We see our own ribbons, our scars, our stories, but how can we use these awareness months/days more as a reminder of our shared humanity?  Some have the gifts of power, influence, or financial capacity, others have knowledge and skills, but we all have heart. I urge us to not wait to see a ribbon or tears to make us act or to even ask the simple question “are you ok?” But, maybe in recognizing our own struggles and our desire for love and comfort, we can remember our call to help one another on this journey.

We have never been the most photogenic family and the photos we have of the four of us as a family are less than a handful. The one below is our last family photo – I’ve felt so strange sharing it. But this photo, yes it shows great pain, it’s not “pretty”, but it’s our life – and buried beneath tense faces and forced smiles are hearts that ache but also contain love that cannot be destroyed, and so I love this, because we were once all physically together, and we will always be together in our hearts.

family photo hospital

kai on the carousel



13 Comments on It’s National __________ Month

  1. Beautifully put! I agree with you, sometimes I wonder why horrible things happen and then I see people reaching out, supporting those around them, loving the down trodden and comforting those who need comfort. Then I am reminded of the love of our Savior for each and every person and how I need to be a little more like him! You, your family, and Kai are beautiful lights of Christ on this earth! Continue to shine, share and love!

  2. Such beautiful thoughts, expressed through your generous heart. Keep sharing please. Your posts serve as reminders of our shared humanity which we often forget in the frenzy of our culture.

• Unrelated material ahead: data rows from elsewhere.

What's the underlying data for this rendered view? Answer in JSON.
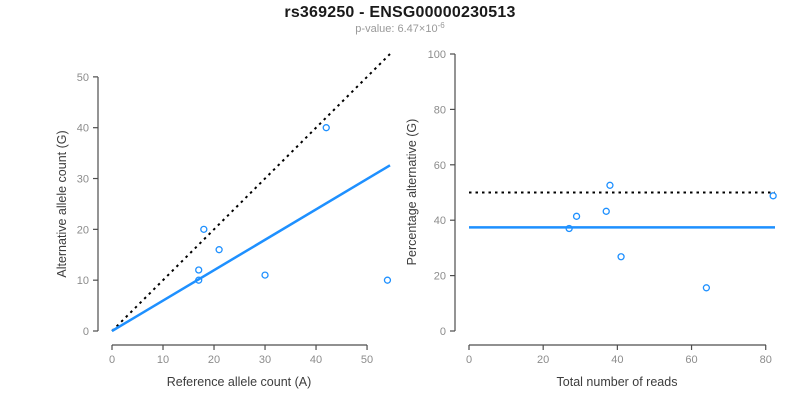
{
  "header": {
    "title": "rs369250 - ENSG00000230513",
    "pvalue_label": "p-value: 6.47×10",
    "pvalue_exponent": "-6"
  },
  "colors": {
    "accent_blue": "#1E90FF",
    "dotted_black": "#000000",
    "axis": "#4d4d4d",
    "tick_label": "#8c8c8c",
    "axis_title": "#3d3d3d",
    "title": "#1a1a1a",
    "subtitle": "#999999",
    "background": "#ffffff"
  },
  "chart_data": [
    {
      "type": "scatter",
      "panel": "left",
      "xlabel": "Reference allele count (A)",
      "ylabel": "Alternative allele count (G)",
      "xlim": [
        0,
        54.5
      ],
      "ylim": [
        0,
        54.5
      ],
      "x_ticks": [
        0,
        10,
        20,
        30,
        40,
        50
      ],
      "y_ticks": [
        0,
        10,
        20,
        30,
        40,
        50
      ],
      "grid": false,
      "legend": "none",
      "points": [
        {
          "x": 17,
          "y": 10
        },
        {
          "x": 17,
          "y": 12
        },
        {
          "x": 18,
          "y": 20
        },
        {
          "x": 21,
          "y": 16
        },
        {
          "x": 30,
          "y": 11
        },
        {
          "x": 42,
          "y": 40
        },
        {
          "x": 54,
          "y": 10
        }
      ],
      "lines": [
        {
          "name": "identity-line",
          "style": "dotted",
          "color": "black",
          "x": [
            0,
            54.5
          ],
          "y": [
            0,
            54.5
          ]
        },
        {
          "name": "fitted-ratio-line",
          "style": "solid",
          "color": "blue",
          "x": [
            0,
            54.5
          ],
          "y": [
            0,
            32.6
          ]
        }
      ]
    },
    {
      "type": "scatter",
      "panel": "right",
      "xlabel": "Total number of reads",
      "ylabel": "Percentage alternative (G)",
      "xlim": [
        0,
        82.5
      ],
      "ylim": [
        0,
        100
      ],
      "x_ticks": [
        0,
        20,
        40,
        60,
        80
      ],
      "y_ticks": [
        0,
        20,
        40,
        60,
        80,
        100
      ],
      "grid": false,
      "legend": "none",
      "points": [
        {
          "x": 27,
          "y": 37.0
        },
        {
          "x": 29,
          "y": 41.4
        },
        {
          "x": 37,
          "y": 43.2
        },
        {
          "x": 38,
          "y": 52.6
        },
        {
          "x": 41,
          "y": 26.8
        },
        {
          "x": 64,
          "y": 15.6
        },
        {
          "x": 82,
          "y": 48.8
        }
      ],
      "lines": [
        {
          "name": "null-50-percent-line",
          "style": "dotted",
          "color": "black",
          "x": [
            0,
            82.5
          ],
          "y": [
            50,
            50
          ]
        },
        {
          "name": "mean-percentage-line",
          "style": "solid",
          "color": "blue",
          "x": [
            0,
            82.5
          ],
          "y": [
            37.4,
            37.4
          ]
        }
      ]
    }
  ]
}
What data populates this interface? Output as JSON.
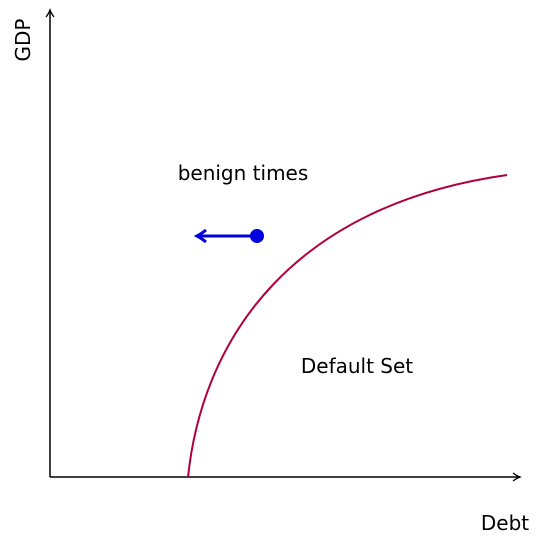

Grace and peace!

  3. I have been thinking of you especially this month. Last weekend I walked in the fundraiser for our area children’s hospital and just thought about all the stories of the kids for whom we walk. You’re absolutely right – we don’t know everyone’s story! And the best way to respond is with kindness and love. I am going to share this post on my blog (if that’s okay).

  4. Hey Aki,

    I realized that I had never told you that after Kai died I wanted to do something to commemorate him. I bought about 10 beautiful children’s books, half in English the others in Spanish, and inside each one I wrote “remembering Kai” and donated them to the library at Children’s Hospital here in Dallas. I remembered that you said Kai loved Thomas the train character and made sure to pick one in English and Spanish about him. I had such a good time reading the children’s books and picking the ones I thought a variety of kids would enjoy. It brought back such a flood of memories of when my own girls were little and how much we loved reading together – how it was a part of our nightly routine, how it transitioned into chapter books and the great conversations it inspired. I remember when they were newborns I would stare into their eyes and wonder how they would look when they were toddlers, and then teens and later adults. Just the other day I saw something about an old lady who was still full of child-like wonder and I thought “this is what Hannah will be like when she’s an old lady” and it’s sad to think that I won’t be around to witness that phase of her life. I am so sorry still that you lost your sweet little boy. I so admire how you have embraced the pain and joy of being his parent and turning that pain and joy into these inspirational expressions of how all of us can embrace the joy and pain in life. Even though we don’t know each other that well, from my heart I can say that I love you Aki.


  5. Thanks for sharing! I think I speak for everyone when I say it’s SO good to see you posting again. Your outlook is just incredible and so encouraging! So selfless to think of others and what they are going through as well! LOVE YOU

  6. A wonderful post Aki. I think of you, Shawn, Kai, and Maya often. It was great to see Shawn this past week in Austin. I’ll continue to keep you guys in my prayers.